Abul Hashim | |
---|---|
Born |
Kashiara Purba Bardhaman, West Bengal, British India |
January 27, 1905
Died | October 5, 1974 | (aged 69)
Organization |
Muslim League, Khelafat Rabbani Party |
Title | General Secretary, Bengal Provincial Muslim League |
Movement |
Indian Independence Movement; Bengali Language Movement; Movement against Ayub Khan. |
Abul Hashim (Bengali: আবুল হাশিম; 25 January 1905 – 5 October 1974) was a Bengali politician.
Hashim was born in the village of Kashiara in Purba Bardhaman district of West Bengal. He graduated from Burdwan Raj College in 1928, which was then affiliated with the University of Calcutta, and earned a law degree in 1931 from the same university. Then he started his law practice at the court of Burdwan.
He took part in the election to the Bengal Legislative Council in 1936, and participated in the All India Muslim League conference at Allahabad in 1938. He also participated in Muslim League's Lahore conference in 1940. Hashem, a clandestine communist successfully infiltrated into the Indian Muslim League and, using his family connections, got elected as the general secretary of the Bengal Provincial Muslim League in 1943. In his memoirs, Hashim mentions that at the meeting where he was elected to the post, he was clad in a dhoti. He opposed the creation of Jinnah's vision of East Pakistan, the modern day Bangladesh. But his hopes for stalling League's progress were short-lived. The success of the Muslim League soon came through in the 1946 election. He maintained a political proximity with Huseyn Shaheed Suhrawardy.
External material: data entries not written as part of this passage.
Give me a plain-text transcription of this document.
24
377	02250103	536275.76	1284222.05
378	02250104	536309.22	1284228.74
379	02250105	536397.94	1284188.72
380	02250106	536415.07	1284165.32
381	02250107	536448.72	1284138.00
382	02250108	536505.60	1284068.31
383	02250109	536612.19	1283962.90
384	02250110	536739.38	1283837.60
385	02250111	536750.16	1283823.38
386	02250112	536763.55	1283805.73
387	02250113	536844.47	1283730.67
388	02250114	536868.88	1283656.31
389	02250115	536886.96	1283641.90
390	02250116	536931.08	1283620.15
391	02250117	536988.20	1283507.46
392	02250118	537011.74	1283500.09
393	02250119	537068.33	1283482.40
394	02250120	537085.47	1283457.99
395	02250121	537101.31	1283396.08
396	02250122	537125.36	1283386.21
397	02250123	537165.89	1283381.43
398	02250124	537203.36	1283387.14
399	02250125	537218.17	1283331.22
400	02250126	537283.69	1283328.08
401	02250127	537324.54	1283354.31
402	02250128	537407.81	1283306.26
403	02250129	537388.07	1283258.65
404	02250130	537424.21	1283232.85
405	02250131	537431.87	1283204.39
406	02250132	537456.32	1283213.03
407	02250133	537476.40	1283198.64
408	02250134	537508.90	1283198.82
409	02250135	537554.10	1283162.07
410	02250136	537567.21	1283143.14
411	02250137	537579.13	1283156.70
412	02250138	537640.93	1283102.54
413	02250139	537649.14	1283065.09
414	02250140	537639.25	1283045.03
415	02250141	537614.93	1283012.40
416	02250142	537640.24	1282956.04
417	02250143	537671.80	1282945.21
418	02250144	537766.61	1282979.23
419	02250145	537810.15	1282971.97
But, he participated in the United Bengal movement in 1947, and on May 12, 1947 he together with Sarat Bose met Mahatma Gandhi to discuss the United Bengal scheme and received his blessings. But the day after, on May 13, 1947, the president of the Indian National Congress, J. B. Kripalani, dismissed any notions to "save the unity of Bengal". In reply to the plea, made by Ashrafuddin Chowdhury, a Muslim nationalist and peasant leader from Tippera, Kripalini wrote: "All that the Congress seeks to do today is to rescue as many areas as possible from the threatened domination of the League and Pakistan. It wants to save as much territory for a Free Indian Union as is possible under the circumstances. It therefore insists upon the division of Bengal and Punjab into areas for Hindustan and Pakistan respectively."